Fast forward to May 1st… And now, we wait. The torturous 5-6 day wait to find out if any of my eggs and 8 months of hard work would give us any viable embryos.

I will remember this phone call forever. We were sitting in our Four Seasons room by the lake when they called. Right away, the nurse said “Are you ready for this?!” And then… “ELEVEN!!!” I about died. I made her give me every single detail. I was certain she called the wrong patient. We got 2 blastocysts from retrieval #1, 2 from retrieval #2, and 7 from retrieval #3. (Details on quality of each can be found on my blog, along with a million other details.) I spent the entire day going up to anyone who would listen and saying “Do you know what?! I got ELEVEN embryos!!!”

They sent the biopsies off for genetic testing and 9 of the 11 passed.
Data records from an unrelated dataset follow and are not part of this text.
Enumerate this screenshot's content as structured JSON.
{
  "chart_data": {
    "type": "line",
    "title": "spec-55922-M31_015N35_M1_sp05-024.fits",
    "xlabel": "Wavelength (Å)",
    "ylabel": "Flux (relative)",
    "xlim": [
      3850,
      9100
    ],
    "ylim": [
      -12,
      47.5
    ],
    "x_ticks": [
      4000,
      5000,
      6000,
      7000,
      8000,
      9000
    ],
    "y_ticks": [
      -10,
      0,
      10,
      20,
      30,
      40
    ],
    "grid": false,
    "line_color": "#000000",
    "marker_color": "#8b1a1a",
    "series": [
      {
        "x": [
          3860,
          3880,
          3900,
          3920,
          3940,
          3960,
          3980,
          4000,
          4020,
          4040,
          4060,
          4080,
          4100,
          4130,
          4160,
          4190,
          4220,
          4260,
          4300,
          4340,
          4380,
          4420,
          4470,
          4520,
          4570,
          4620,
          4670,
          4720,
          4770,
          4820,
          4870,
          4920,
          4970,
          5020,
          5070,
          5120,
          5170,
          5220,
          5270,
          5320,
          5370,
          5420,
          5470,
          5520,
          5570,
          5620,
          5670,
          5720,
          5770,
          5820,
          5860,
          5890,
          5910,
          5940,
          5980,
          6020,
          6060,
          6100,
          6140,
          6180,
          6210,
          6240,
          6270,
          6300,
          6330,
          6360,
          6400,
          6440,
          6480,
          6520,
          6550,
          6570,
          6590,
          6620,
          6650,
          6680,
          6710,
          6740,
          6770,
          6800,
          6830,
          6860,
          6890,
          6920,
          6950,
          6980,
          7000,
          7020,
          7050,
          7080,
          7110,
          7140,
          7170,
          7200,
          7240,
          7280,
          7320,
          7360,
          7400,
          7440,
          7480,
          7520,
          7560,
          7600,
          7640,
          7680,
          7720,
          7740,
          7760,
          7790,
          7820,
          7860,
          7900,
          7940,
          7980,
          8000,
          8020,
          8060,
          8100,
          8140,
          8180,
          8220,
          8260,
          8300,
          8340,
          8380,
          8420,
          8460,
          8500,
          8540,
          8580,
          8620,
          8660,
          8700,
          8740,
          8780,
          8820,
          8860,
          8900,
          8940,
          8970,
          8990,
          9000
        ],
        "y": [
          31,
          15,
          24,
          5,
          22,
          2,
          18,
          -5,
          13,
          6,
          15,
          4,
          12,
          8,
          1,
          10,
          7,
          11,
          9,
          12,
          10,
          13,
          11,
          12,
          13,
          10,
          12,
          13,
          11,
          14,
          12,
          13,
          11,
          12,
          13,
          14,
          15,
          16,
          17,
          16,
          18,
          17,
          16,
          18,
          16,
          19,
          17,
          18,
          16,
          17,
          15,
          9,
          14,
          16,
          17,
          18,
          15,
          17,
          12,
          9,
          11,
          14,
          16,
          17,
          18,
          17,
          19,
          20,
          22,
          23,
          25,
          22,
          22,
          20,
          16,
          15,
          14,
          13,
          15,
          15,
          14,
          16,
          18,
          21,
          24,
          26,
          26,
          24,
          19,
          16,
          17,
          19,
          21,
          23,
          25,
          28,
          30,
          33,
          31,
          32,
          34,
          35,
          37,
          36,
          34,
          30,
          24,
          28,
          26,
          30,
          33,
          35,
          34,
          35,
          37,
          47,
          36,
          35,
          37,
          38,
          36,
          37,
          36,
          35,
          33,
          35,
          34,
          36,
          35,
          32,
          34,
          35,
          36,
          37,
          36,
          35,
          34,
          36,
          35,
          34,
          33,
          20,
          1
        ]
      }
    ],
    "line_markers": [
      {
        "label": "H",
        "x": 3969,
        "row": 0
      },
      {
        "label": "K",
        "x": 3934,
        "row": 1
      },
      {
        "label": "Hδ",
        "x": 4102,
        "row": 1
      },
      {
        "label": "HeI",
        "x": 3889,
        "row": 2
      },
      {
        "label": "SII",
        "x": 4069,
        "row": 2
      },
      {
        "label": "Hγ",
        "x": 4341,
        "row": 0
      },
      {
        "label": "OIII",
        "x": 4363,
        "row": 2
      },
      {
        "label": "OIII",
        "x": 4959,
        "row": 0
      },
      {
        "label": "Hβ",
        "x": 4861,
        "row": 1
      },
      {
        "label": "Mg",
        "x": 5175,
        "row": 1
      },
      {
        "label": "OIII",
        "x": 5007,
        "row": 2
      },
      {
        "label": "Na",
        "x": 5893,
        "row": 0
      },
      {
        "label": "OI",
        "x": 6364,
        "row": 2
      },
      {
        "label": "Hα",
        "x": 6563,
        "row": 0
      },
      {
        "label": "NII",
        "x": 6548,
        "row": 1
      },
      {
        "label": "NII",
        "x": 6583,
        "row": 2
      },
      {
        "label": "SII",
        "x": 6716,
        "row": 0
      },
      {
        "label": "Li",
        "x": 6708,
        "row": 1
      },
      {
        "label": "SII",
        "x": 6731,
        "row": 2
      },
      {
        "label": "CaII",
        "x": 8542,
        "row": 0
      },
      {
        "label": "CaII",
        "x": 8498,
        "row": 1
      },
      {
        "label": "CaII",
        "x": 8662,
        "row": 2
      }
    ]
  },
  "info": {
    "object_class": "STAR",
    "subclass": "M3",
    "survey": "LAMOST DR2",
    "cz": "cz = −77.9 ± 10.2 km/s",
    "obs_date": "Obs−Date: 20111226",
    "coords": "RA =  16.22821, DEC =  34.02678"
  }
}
This time, I was smarter going into my transfer. I took some time off between the retrievals and the transfer and enjoyed life and relaxed. It was easier knowing how many embryos I had waiting for me. I was excited, but knew it was better for my babies and for my heart if I was “ready.” I prepped for transfer for 2 months (diabetic diet/Whole 30, exercise, no caffeine, no alcohol, acupuncture). We transferred two of our highest quality embryos (ironically both from the final retrieval) on August 26th and found out we were pregnant on September 4th. On September 21st, we had our first ultrasound and saw TWO heartbeats. Later that day we were able to find out they were both girls (via the genetic testing results). I don’t have to tell you what this news felt like. You can picture it. I literally cried out loud when the ultrasound tech saw the two heartbeats on the monitor. After years of never making it to this point, the feeling of seeing actual hearts up on the screen was unexplainable.

I’m now 30 weeks pregnant as I type this blog. I keep posting my story as much as I can and I’ve even worked with several women going through this process for one reason: to give them hope. There is nothing wrong with hope. It’s going to hurt no matter what if it doesn’t work. But hope makes it bearable. I am also a big advocate of going ALL IN. Do your research, find out what could help and then do ALL OF IT. Both of my babies are from my all in cycle. I literally gave it everything I had and it paid off. If I had half-assed it and it didn’t work, I never would have forgiven myself.

I’m still not sure what happened between the first 3 retrievals and the second 3. Part of me has to rely on faith to a certain extent and assume that these girls were just meant to be my babies. Sometimes I like to look at the science of things and take comfort in the idea that I had some control over the outcome because of all the extra work I put into the last three rounds. Then common sense takes over and I remind myself I was 2 years older for the last 3 rounds and I still did better. Back to faith. At the end of the day, all I know is I went from getting 2 blastocysts from 27 eggs to getting 11 blastocysts from 46 eggs. Oh and did I mention…I’m having twin girls.